Inflation, unemployment, Overproduction, and underconsumption
In Germany inflation sky rocketed. To pay for the reparations, Germany printed more and more money. The value of paper money dropped rapidly and the cost for basic supplies reached unbelievable heights.
In the United States, uneven distribution of wealth, overproduction by business and agriculture played a big role in the rapid increase of unemployment. With the overproduction of goods, businesses lessened their production which then led to people losing their jobs. With people losing their jobs, even more supplies were not being bought.
Stock market crash
New York City's Wall Street was the financial capital of the world. Banks and investment companies lined the sidewalks.
It wasn't until September 1929, that stock prices became high and investors started selling their stocks hoping the prices were to go down. Everyone wanted to sell their stocks but nobody wanted to buy them which led the the Stock Market crashing.

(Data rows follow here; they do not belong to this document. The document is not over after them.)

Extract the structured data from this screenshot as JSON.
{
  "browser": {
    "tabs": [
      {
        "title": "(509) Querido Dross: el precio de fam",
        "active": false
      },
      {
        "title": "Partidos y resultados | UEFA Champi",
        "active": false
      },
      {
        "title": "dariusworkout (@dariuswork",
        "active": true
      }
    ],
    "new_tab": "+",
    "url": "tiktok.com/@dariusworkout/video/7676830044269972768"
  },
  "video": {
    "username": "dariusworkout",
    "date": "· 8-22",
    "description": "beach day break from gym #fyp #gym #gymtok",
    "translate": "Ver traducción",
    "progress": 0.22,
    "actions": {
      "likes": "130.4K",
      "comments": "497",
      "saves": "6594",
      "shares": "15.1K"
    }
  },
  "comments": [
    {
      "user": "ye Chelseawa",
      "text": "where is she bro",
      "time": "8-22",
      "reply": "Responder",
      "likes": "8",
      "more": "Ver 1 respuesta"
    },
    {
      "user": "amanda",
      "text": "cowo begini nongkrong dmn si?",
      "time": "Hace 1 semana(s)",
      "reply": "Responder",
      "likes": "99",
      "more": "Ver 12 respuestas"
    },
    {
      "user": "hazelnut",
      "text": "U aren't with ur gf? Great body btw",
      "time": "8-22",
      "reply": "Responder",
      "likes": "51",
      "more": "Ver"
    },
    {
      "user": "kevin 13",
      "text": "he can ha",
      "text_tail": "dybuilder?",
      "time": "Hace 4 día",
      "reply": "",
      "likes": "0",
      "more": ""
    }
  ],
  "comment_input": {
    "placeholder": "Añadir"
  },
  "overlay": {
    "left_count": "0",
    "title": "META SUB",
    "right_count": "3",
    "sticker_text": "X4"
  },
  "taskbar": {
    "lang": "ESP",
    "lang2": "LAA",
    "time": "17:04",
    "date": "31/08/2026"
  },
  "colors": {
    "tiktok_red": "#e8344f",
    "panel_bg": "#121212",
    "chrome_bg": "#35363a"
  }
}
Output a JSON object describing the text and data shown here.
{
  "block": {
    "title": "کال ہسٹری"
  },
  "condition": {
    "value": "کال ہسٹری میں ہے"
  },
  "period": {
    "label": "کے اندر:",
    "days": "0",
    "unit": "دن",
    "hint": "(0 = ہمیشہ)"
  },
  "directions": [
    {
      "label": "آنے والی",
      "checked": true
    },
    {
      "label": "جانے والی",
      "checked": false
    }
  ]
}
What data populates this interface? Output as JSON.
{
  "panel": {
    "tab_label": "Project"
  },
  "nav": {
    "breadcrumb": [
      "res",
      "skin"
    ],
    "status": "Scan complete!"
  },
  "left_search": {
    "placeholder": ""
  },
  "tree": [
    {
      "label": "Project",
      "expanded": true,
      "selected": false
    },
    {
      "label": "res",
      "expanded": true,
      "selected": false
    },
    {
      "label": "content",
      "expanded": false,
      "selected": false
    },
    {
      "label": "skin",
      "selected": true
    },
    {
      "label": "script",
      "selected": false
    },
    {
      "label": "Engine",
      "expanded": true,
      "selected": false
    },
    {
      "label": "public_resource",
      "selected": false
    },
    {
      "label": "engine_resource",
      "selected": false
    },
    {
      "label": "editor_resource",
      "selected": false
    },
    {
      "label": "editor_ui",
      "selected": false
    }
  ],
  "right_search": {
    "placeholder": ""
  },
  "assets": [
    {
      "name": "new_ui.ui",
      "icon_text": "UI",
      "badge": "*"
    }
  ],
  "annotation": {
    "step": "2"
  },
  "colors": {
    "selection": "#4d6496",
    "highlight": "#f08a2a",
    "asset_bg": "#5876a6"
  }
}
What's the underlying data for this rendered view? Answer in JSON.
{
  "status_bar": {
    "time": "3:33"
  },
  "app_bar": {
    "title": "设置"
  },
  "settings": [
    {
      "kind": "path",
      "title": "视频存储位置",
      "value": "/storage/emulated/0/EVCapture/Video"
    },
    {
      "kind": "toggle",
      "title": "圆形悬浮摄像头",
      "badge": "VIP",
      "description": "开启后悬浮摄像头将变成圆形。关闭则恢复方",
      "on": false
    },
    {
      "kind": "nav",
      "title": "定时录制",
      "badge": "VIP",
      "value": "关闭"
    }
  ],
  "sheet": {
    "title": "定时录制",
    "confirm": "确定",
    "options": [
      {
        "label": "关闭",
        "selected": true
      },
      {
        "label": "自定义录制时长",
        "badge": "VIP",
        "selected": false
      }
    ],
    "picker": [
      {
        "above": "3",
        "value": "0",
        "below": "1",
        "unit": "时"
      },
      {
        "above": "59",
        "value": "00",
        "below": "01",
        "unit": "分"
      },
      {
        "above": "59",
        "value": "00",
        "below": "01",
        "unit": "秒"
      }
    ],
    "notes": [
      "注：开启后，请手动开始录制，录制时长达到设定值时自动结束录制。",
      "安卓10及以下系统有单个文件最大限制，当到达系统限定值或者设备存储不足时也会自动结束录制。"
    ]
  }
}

With the crash of the Stock Market, people began to panic. Americans raced to banks hoping to withdraw money. Banks struggled to take in deposits and loan out money to farmers and businesses. With less money in circulation, the purchasing power of consumers was sharply reduced. In all, 9,000 banks failed during the decade of the 30's.
Effects in the US
The effects in the United States were devastating. Unemployment rates raised to 25 percent. Housing prices dropped 30 percent, and global trade collapsed by 60 percent, and prices fell 10 percent. Half of the nation's banks failed and the stock market lost 90 percent of its value.
Effects in Germany
Germany in the 1920's remained politically and economically unstable and the Weimar democracy could not withstand the effects of the Great Depression. American banks immediately withdrew the loans they had made to Germany. Businesses closed, unemployment rose and inflation was at its all time high.
Effects in one other European country
By 1935, one million French workers were unemployed. The economic crisis contributed to political instability and five coalition governments formed and fell. So in 1936, moderates, Socialists, and Communists formed a coalition which allowed them to pass a series of reforms to help the workers, but unfortunately, price increases quickly offset wage gains and unemployment still remained high.
The New Deal
Roosevelt immediately began a program of government reform that he called the New Deal. Large public works projects helped to provide jobs for the unemployed. New government agencies gave financial help to businesses and farms and large amounts of public money were spent on welfare and relief programs.